In 1975 I read an interview by Lester Bangs in Creem where Kraftwerk founding (and sole original) member Ralf Hütter said he thought Blue Öyster Cult was “funny.” What? How dare him! At the time I revered BÖC in only the way an adolescent rock-star-worshipping male can. (Of course, Hütter was, in a large respect, right, both bands having a distinct tongue-in-cheek aspect to their respective oeuvres.)

Kraftwerk wasn’t on my radar again until the late 1970s when I was at a Halloween party mostly attended by a bunch of computer nerds and their wives and significant others. I was in a bad mood…unemployed, wearing a crappy thrown-together costume, girlfriend-less…when some boring, repetitive music started playing on a crappy stereo. One of the nerds started going on and on about how great this band Kraftwerk was. “The music sounds simple, but it changes over time. Listen to how good those synthesizers sound.” (This on an AM-radio-quality stereo.) “It’s genius!” Already predisposed to dislike them, the album playing, The Man-Machine, didn’t do anything to convince me otherwise.

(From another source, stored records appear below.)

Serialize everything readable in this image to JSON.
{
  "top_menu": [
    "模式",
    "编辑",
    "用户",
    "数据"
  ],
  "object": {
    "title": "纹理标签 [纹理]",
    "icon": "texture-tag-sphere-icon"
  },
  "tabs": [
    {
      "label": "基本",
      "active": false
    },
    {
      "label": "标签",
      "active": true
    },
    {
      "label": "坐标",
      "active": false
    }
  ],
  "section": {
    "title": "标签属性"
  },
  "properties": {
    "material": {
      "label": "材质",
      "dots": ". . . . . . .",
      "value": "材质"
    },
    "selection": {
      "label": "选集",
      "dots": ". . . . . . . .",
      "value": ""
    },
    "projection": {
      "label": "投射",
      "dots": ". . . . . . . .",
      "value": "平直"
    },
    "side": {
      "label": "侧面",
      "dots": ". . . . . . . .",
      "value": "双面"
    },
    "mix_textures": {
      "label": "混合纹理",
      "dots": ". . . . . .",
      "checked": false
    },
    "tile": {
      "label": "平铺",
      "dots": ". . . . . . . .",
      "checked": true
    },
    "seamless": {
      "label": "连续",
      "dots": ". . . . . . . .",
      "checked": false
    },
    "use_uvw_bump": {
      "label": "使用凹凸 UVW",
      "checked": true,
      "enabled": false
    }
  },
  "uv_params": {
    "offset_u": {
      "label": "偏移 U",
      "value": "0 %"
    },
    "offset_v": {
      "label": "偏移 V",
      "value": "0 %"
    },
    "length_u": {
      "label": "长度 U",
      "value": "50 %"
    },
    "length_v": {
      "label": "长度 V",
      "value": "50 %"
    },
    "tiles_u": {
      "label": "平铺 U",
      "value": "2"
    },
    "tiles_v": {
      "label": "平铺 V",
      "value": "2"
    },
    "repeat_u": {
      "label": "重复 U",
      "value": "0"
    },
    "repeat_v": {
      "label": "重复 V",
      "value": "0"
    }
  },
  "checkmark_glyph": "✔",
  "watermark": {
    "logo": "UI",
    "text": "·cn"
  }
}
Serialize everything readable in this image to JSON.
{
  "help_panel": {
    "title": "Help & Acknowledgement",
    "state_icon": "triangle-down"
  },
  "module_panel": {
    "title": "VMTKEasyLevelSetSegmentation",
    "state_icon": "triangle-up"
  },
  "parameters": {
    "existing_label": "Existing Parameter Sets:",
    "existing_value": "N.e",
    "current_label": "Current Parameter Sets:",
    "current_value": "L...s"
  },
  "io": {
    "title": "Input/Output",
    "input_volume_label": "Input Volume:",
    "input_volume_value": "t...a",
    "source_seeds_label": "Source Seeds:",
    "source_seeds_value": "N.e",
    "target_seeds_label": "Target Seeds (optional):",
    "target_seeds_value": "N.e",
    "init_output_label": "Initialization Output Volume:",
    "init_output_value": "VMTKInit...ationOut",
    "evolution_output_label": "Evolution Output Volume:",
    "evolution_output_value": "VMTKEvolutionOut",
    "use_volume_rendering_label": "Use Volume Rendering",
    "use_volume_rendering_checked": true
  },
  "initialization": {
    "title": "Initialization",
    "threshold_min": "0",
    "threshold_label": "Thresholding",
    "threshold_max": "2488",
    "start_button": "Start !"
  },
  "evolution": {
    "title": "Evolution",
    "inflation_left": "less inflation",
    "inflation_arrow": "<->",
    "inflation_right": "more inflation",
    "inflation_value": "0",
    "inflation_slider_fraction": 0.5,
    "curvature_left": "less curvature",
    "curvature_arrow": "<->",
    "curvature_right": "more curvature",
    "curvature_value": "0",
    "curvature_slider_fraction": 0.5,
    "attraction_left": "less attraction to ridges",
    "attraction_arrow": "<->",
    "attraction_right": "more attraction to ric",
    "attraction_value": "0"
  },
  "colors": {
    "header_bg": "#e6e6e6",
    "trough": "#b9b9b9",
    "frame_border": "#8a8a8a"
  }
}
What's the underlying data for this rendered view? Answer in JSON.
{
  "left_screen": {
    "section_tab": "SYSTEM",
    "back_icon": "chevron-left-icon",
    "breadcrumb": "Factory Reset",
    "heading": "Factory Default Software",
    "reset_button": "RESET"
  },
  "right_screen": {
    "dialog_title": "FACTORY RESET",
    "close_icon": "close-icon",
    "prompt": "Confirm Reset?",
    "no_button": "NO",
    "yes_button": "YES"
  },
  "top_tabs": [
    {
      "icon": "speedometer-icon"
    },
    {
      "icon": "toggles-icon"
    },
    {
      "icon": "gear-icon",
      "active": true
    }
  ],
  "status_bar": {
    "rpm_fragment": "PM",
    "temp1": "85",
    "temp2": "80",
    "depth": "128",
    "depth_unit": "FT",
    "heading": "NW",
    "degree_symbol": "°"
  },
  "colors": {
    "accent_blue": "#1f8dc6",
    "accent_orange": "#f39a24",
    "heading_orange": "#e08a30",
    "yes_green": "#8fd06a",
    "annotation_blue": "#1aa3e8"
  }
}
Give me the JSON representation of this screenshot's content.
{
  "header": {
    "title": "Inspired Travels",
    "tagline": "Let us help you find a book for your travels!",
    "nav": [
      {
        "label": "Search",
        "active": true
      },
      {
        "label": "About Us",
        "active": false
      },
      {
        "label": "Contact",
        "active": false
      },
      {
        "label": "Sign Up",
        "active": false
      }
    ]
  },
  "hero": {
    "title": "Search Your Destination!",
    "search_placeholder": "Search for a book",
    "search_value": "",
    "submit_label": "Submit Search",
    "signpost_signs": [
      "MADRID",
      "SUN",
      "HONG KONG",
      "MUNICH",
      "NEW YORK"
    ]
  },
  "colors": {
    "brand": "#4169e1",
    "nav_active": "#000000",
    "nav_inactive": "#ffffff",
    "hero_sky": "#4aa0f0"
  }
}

But…fast forward to 1981. A bunch of friends were driving to a show at the Left Bank, a New Wave club in Mount Vernon, New York. We were listening to WNEW-FM and all of a sudden this incredible electro-pop song came on the radio, filled with bloops and bleeps and otherworldly synth sounds, driven by an irresistible mechano-beat. As the song faded out I yelled out, “Quiet! I have to hear who this is!” The announcer stated, “That was the new single ‘Pocket Calculator’ by Kraftwerk.” Kraftwerk? That band I turned my nose up at? Wait a minute! I bought the single (a Japanese import 45) immediately thereafter.

Maybe a year later I was at a party. I had been…partying. Around 1 or 2 am I was ready to go to sleep and not about to drive home. A woman friend who lived in the house offered to let me crash on her bed with her. As I was lying there about to drift off in an altered state, she said, “let’s listen to some music to go to sleep to.” (Put your imaginations to rest – nothing untoward happened.) She put on Computer World, the album with “Pocket Calculator.” The first hypnotic synth sounds percolated out of the speakers. I was riveted. It sounded like something from an alien race from another galaxy. That night I finally, really “got” Kraftwerk. What are these sounds? What is this music?

I soon went on a quest to buy every Kraftwerk album in both English and German-language versions. The more I’ve listened, the more I’ve grown to like, then appreciate, then be continually amazed by this band.

Here’s a brief tour of their albums. (We’ll skip the early compilation albums Exceller 8 and Electro Kinetik.) I prefer the German-language versions; they sound more, well, Kraftwerkian to me.

Kraftwerk, Kraftwerk 2, Ralf and Florian (Ralf und Florian) (1970 – 1973)

These first three proto-Kraftwerk albums are considered “archaeology” by Hütter, and the first two, with their wandering jams and use of guitars, bass, acoustic drums and other conventional instruments bear little resemblance to the band’s future sound. In some parts and more so with Ralf and Florian, though, in tracks like “Kristallo” (“Crystals”) and “Tansmusik,” (“Dance Music”) we start to hear elements of the band’s later work – drum machines and heavier use of electronic keyboards, though pre-synthesizer. And the album contains one of their most beautiful if incongruous songs: “Ananas Symphonie” (“Pineapple Symphony”), featuring almost 14 minutes of…lap steel guitar.

Autobahn (1974)

The international pop smash breakthrough. The album-side-long title track is one of the most perfectly-realized pieces of program music ever conceived – it really does sound like a drive down the motorway with its loping beat, hypnotic “Wir fahren, fahren, fahren auf der Autobahn” vocal chant, Minimoog, ARP Odyssey and EMA Synthi AKS synthesizers mimicking the sounds of cars and trucks, and the use of repeating melodies and phrases, which would later become cemented as Kraftwerk hallmarks. This was the last Kraftwerk album to feature electric guitar, violin, flute and other “standard” instruments.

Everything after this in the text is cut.